Duman, “Altın alımında doğru ürün seçimi, hem bireysel hem de kurumsal yatırımcılar için büyük bir önem taşıyor. Altın alırken sadece fiyatına odaklanmak yerine, ürünün ayar belgesi ve sertifikaları gibi teknik detaylarına dikkat edilmeli. Ayrıca, uzun vadeli yatırım düşünülüyorsa, gram altın veya külçe gibi ürünler tercih edilmeli. Ürünlerin uluslararası geçerliliği olan sertifikalarla satılması gerekiyor. Ayrıca güvenilir kuyumculardan alışveriş yapmak, sahte ürün riskini azaltıyor. Bu noktada biz de, müşterilerimizin ihtiyaçlarına ve bütçelerine uygun çözümler sunarak, güvenilir ve kaliteli hizmet veriyoruz” dedi.
2024 yılı itibarıyla altın piyasasında dijitalleşme ve yenilikçi teknolojilerin etkisinin giderek arttığının altını çizen Duman, “Mobil uygulamalar ve e-ticaret platformları üzerinden altın alımı, tüketiciler için daha erişilebilir hale geldi.
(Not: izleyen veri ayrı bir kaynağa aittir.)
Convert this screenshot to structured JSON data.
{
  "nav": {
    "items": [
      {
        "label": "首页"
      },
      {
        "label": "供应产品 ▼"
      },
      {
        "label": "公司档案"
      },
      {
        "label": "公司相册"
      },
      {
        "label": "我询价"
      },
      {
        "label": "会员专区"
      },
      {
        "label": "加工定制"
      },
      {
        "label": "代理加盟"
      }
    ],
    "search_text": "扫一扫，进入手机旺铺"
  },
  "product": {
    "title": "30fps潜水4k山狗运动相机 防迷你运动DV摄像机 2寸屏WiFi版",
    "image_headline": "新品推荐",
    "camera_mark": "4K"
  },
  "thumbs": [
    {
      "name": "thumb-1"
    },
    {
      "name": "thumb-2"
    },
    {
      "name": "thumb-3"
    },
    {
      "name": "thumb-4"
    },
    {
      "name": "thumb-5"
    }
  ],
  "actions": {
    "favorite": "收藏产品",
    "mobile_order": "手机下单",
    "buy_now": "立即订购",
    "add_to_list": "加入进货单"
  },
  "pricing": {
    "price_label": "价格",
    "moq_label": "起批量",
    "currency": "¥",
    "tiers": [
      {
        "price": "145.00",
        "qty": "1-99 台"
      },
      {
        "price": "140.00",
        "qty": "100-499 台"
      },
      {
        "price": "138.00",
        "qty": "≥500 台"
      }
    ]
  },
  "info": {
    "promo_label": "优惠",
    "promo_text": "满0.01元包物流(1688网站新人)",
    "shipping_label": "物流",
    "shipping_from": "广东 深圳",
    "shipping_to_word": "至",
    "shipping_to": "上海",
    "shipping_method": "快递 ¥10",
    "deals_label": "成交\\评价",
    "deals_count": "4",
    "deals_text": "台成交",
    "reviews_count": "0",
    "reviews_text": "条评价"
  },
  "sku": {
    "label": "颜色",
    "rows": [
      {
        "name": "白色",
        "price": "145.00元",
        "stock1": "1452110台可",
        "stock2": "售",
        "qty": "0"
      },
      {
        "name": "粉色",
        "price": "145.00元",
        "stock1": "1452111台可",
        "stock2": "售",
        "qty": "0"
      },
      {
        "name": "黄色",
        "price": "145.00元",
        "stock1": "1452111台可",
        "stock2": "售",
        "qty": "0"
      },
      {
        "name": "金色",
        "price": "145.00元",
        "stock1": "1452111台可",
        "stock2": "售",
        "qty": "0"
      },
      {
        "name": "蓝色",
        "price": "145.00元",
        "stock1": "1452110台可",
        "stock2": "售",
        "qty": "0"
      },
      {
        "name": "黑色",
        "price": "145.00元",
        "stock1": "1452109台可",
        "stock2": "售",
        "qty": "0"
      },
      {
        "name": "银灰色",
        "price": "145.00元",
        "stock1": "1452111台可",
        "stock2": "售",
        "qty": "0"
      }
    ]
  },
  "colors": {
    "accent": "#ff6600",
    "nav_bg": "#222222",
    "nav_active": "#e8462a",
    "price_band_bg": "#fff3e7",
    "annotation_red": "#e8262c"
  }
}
Ancak, tüketiciler bizim gibi yalnızca lisanslı ve güvenilir şirketlerin dijital mağazalarını tercih etmeli. Piyasa fiyatının çok altında sunulan ürünler genellikle sahte veya eksik gramajlı olabiliyor. Müşterilerimize dijital kanallarımızda da fiziksel mağazalarımızdaki güveni ve şeffaflığı sağlamayı ilke ediniyoruz” ifadelerini kullandı.
Duman son olarak şunları söyledi:
“Dijitalleşmenin getirdiği bu yenilikler, tüketicilere zaman ve erişim avantajı sağlarken, doğru tercih yapılmadığında ciddi riskler barındırabiliyor. Bu nedenle, alışveriş yapılan platformun yetkinliği ve güvenilirliği her zaman öncelikli bir kriter olmalı. Altın, yalnızca bir ürün değil, aynı zamanda tarihin, güvenin ve kalitenin bir sembolüdür. Biz de 65 yıllık tecrübemizle müşterilerimize hem geleneksel hem de modern ihtiyaçlarına uygun çözümler sunmaya devam ediyoruz. Dijital kanallarımız ve Ar-Ge merkezimizle sektörün geleceğini şekillendiren bir yaklaşımı benimsiyoruz.”